All About Boards: Part IV

Brian Alspach

Poker Digest Vol. 4, No. 13, June 15 - 28, 2001

As a result of working through many details about boards, I have formed the opinion that the most interesting boards are those with a single pair.

One reason is that such boards allow all of the clumping hands: A pair, two pair, three-of-a-kind, full houses and four-of-a-kind. A second reason is that there are four ranks on board as well. This gives enough flexibility for rank and suit choices, so that many of these boards allow all the sequential hands as well: straights, flushes and straight flushes.

A board with a single pair provides many challenges to players trying to put other players on a hand. A final and compelling reason is that boards with a single pair are common. They occur more than 42 percent of the time and cannot be ignored.

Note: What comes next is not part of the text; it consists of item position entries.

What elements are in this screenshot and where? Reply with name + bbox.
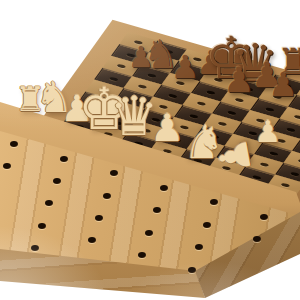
piece-light-pawn-tipped[interactable]: ♟: [212, 135, 258, 177]
piece-light-pawn[interactable]: ♟: [255, 117, 282, 147]
chess-travel-set-photo: ♟♞♟♜♟♚♛♟♟♟♜♞♟♚♛♟♟♞♟: [0, 0, 300, 300]
piece-dark-pawn[interactable]: ♟: [268, 68, 298, 101]
piece-dark-pawn[interactable]: ♟: [223, 63, 254, 98]
piece-light-pawn[interactable]: ♟: [150, 109, 184, 147]
piece-dark-pawn[interactable]: ♟: [171, 51, 200, 83]
pieces-layer: ♟♞♟♜♟♚♛♟♟♟♜♞♟♚♛♟♟♞♟: [0, 0, 300, 300]
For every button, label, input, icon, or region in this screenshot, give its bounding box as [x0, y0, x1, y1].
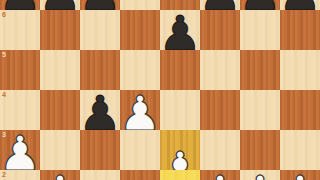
square-b7[interactable]: ♟	[40, 0, 80, 10]
square-b6[interactable]	[40, 10, 80, 50]
square-f4[interactable]	[200, 90, 240, 130]
square-e5[interactable]	[160, 50, 200, 90]
square-d5[interactable]	[120, 50, 160, 90]
rank-label-4: 4	[2, 91, 6, 99]
square-h7[interactable]: ♟	[280, 0, 320, 10]
black-pawn-e6[interactable]: ♟	[160, 13, 200, 53]
square-b2[interactable]: ♟	[40, 170, 80, 180]
square-g2[interactable]: ♟	[240, 170, 280, 180]
white-pawn-a3[interactable]: ♟	[0, 133, 40, 173]
square-f2[interactable]: ♟	[200, 170, 240, 180]
square-h4[interactable]	[280, 90, 320, 130]
square-h2[interactable]: ♟	[280, 170, 320, 180]
square-g4[interactable]	[240, 90, 280, 130]
square-d4[interactable]: ♟	[120, 90, 160, 130]
square-c6[interactable]	[80, 10, 120, 50]
square-c4[interactable]: ♟	[80, 90, 120, 130]
square-c2[interactable]	[80, 170, 120, 180]
square-g7[interactable]: ♟	[240, 0, 280, 10]
square-h6[interactable]	[280, 10, 320, 50]
square-a5[interactable]: 5	[0, 50, 40, 90]
square-a7[interactable]: ♟	[0, 0, 40, 10]
square-c3[interactable]	[80, 130, 120, 170]
square-f6[interactable]	[200, 10, 240, 50]
chess-board: ♟♟♟♟♟♟6♟54♟♟3♟♟2♟♟♟♟	[0, 0, 320, 180]
square-d3[interactable]	[120, 130, 160, 170]
square-e2[interactable]	[160, 170, 200, 180]
square-e4[interactable]	[160, 90, 200, 130]
white-pawn-b2[interactable]: ♟	[40, 173, 80, 180]
square-h5[interactable]	[280, 50, 320, 90]
square-a6[interactable]: 6	[0, 10, 40, 50]
white-pawn-f2[interactable]: ♟	[200, 173, 240, 180]
square-f7[interactable]: ♟	[200, 0, 240, 10]
square-b4[interactable]	[40, 90, 80, 130]
square-e6[interactable]: ♟	[160, 10, 200, 50]
square-f5[interactable]	[200, 50, 240, 90]
square-c5[interactable]	[80, 50, 120, 90]
square-h3[interactable]	[280, 130, 320, 170]
square-e3[interactable]: ♟	[160, 130, 200, 170]
square-b5[interactable]	[40, 50, 80, 90]
rank-label-2: 2	[2, 171, 6, 179]
square-d6[interactable]	[120, 10, 160, 50]
rank-label-6: 6	[2, 11, 6, 19]
square-b3[interactable]	[40, 130, 80, 170]
square-c7[interactable]: ♟	[80, 0, 120, 10]
square-a2[interactable]: 2	[0, 170, 40, 180]
white-pawn-d4[interactable]: ♟	[120, 93, 160, 133]
square-d7[interactable]	[120, 0, 160, 10]
rank-label-5: 5	[2, 51, 6, 59]
game-viewport: ♟♟♟♟♟♟6♟54♟♟3♟♟2♟♟♟♟	[0, 0, 320, 180]
white-pawn-h2[interactable]: ♟	[280, 173, 320, 180]
square-g3[interactable]	[240, 130, 280, 170]
square-a3[interactable]: 3♟	[0, 130, 40, 170]
square-g6[interactable]	[240, 10, 280, 50]
white-pawn-g2[interactable]: ♟	[240, 173, 280, 180]
square-d2[interactable]	[120, 170, 160, 180]
square-g5[interactable]	[240, 50, 280, 90]
square-f3[interactable]	[200, 130, 240, 170]
black-pawn-c4[interactable]: ♟	[80, 93, 120, 133]
square-a4[interactable]: 4	[0, 90, 40, 130]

Boards with three-of-a-kind or two pair certainly allow all of the big clumping hands, but they lose interest because the chances of them allowing sequential hands are greatly diminished. Also, they are much rarer in that combined, they occur with a frequency only one-sixth of that of a single pair. A board with five distinct ranks does not allow a clumping hand bigger than three-of-a-kind, although there is a greater chance of sequential hands being allowed. Straights and flushes are rare, though high card boards do occur about one-half of the time. They are interesting but, in my opinion, not as interesting as boards with a single pair.

Now let's take a close look at boards with a single pair. There are four ranks present. Given a rank set with four elements, there are four choices for the rank of the pair, there are six choices for the pair, and there are four choices for each of the other three ranks. Multiplying all these numbers gives us 1,536 boards with one pair for each given rank set of four elements. The number of rank sets with four elements is C(13,4) = 715. Multiplying 715 and 1,536 yields 1,098,240 boards with a single pair. Since there are 2,598,960 boards altogether, dividing yields a probability of .4226 for a board with a single pair.

Of the 715 rank sets with four elements, 350 allow a low (we are assuming a player needs an eight or better for low) and 365 do not allow a low. Thus, there are 537,600 boards with a single pair which also allow a low and there are 560,640 boards with a single pair not allowing a low.

The preceding paragraph provides a partition of boards with a single pair based on whether they allow a low. Let's refine this partition according to whether a flush is allowed. A flush is possible whenever there are three or four suited cards on board.

For a given rank set, there are four choices for the rank of the pair and six choices for the pair of the chosen rank. Once they have been chosen, if there are four suited cards on board, then there are two choices for the suit of the three remaining ranks. If there are three suited cards, there are two choices for the suit of the remaining ranks when the three suited cards do not include one of the pair cards. If the three suited cards include one of the paired cards, there are two choices for the suit, three choices for the other two cards in that suit, and three choices for the suit of the other card. This yields 24(2 + 2 + 18) = 528boards allowing a flush for the given rank set. This allows us a further breakdown of the previous boards. There are 184,800 boards with a single pair allowing both a low and a flush, there are 352,800 boards with a single pair allowing low but not allowing a flush, there are 192,720 boards with a single pair not allowing a low but allowing a flush, and there are 367,920 boards with a single pair allowing neither a low nor a flush.

We can refine the partition further by considering straight possibilities. A rank set set such as $\{3,4,5,7\}$ allows a player to make a straight using only one card. However, a player holding 6-8 makes a bigger straight than a player holding, say, A-6, so the rank set also allows straights using two cards. A rank set such as $\{3,5,7,Q\}$allows a straight but two cards are needed, namely, 4-6. The next table summarizes this information. The number refers to the number of boards with a pair having the properties indicated. A yes in the Low column means the boards allow a low, and a yes in the Flush column means the boards allow flushes. A yes in the One Card for Straight column means a player can make a straight using only one card, and similarly for a yes in the last column.


Number Low Flush One Card for Straight Two Cards for Straight
11,616 yes yes yes -
22,176 yes no yes -
109,296 yes yes no yes
208,656 yes no no yes
63,888 yes yes no no
121,968 yes no no no
10,032 no yes yes -
19,152 no no yes -
95,040 no yes no yes
181,440 no no no yes
87,648 no yes no no
167,328 no no no no

Of interest is the probability that some player holds one or two cards necessary for the existence of a certain hand. For example, if the rank set is $\{2,3,4,6\}$, then anyone holding a five in hold'em has a straight.

For Omaha, any player holding a five plus any one of ace, deuce, three, four, six or seven has a straight. If, in addition, there are four hearts on board, then anyone holding 5-7 of hearts has a straight flush for either hold'em or Omaha.

These probabilities and the occurrences of certain hands will be explored in future articles.